Status of p-on-n Arsenic-Implanted HgCdTe Technologies

Abstract

In this paper recent developments made by the French Atomic Energies and Alternative Energies Commission (CEA) at the Electronics and Information Technology Laboratory (LETI) on the fabrication of planar p-on-n HgCdTe photodiodes are reported. Results obtained on long-wavelength infrared (LWIR) liquid-phase epitaxy (LPE) and mid- and short-wavelength infrared (MWIR/SWIR) molecular beam epitaxy (MBE) have been previously published. For these photodiodes, p-type doping is obtained by arsenic implantation followed by diffusion and activation under Hg-overpressure annealing.
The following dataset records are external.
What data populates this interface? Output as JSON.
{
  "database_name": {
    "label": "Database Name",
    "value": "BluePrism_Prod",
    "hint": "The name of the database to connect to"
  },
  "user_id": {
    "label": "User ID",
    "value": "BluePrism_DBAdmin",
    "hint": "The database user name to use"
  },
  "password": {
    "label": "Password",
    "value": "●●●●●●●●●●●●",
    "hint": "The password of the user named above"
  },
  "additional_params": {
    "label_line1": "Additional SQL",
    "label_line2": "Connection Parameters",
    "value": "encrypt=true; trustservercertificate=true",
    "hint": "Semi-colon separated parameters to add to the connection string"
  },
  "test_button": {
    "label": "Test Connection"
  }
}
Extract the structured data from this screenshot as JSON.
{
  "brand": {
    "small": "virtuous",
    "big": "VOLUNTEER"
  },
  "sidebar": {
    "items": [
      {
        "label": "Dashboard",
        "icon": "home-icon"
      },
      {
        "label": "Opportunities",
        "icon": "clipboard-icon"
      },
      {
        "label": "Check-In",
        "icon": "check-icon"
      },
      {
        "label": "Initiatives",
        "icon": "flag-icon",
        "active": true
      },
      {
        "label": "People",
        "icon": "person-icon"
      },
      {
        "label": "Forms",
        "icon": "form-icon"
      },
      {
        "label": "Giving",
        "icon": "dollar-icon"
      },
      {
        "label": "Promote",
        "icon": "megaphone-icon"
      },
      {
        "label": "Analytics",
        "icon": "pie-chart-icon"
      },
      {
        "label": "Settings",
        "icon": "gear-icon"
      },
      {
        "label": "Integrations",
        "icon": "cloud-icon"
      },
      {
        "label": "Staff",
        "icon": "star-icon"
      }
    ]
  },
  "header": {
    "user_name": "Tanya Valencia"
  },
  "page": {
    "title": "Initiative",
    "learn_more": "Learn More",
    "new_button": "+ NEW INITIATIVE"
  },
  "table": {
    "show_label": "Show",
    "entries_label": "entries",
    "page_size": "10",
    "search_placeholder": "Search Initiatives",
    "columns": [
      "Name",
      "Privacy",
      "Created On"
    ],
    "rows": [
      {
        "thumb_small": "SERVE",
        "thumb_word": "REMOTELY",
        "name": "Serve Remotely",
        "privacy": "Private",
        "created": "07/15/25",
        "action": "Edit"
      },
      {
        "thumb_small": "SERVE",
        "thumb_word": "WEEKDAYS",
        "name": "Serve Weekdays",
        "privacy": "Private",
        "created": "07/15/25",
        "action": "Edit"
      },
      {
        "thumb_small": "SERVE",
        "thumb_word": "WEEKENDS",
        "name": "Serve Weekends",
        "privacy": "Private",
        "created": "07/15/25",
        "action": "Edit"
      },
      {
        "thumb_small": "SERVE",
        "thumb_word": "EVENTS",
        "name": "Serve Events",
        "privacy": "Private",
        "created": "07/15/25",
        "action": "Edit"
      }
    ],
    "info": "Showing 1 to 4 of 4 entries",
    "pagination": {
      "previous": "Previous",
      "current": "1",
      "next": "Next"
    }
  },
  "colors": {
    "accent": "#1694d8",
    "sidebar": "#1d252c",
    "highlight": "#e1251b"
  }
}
The active layer is n-type doped by indium incorporation during growth. Control of the p-on-n junctions is one of the key points of this technology, requiring good knowledge of the arsenic implantation and diffusion and the evolution of implantation-induced defects. Concerning implantation, the impact of dose (from 2 × 1014 at./cm2 to 2 × 1015 at./cm2) and energy (from 50 keV to 500 keV) on As profiles is considered. The profiles after implantation are modeled using Pearson IV moments. Realistic descriptions of arsenic distributions are obtained, and the evolution of moments with implantation conditions is fitted. In addition, implantation damage is examined by transmission electron microscopy (TEM) and the evolution of defects is studied depending on implantation conditions and Hg-overpressure annealing. Previous results obtained on 30-μm-pitch LPE LWIR and MBE MWIR/SWIR showed state-of-the-art detector performance. Since these first results, progress has been made to decrease the pixel pitch to 15 μm and increase the focal-plane array (FPA) format. In this way, 640 × 512 LPE LWIR FPAs have been processed and characterized. In addition we report results obtained on our first p-on-n very long-wavelength infrared (VLWIR) photodiode fabricated at CEA–LETI with λc = 13.35 μm at 50 K. These latest results demonstrate the viability of our technology and materials.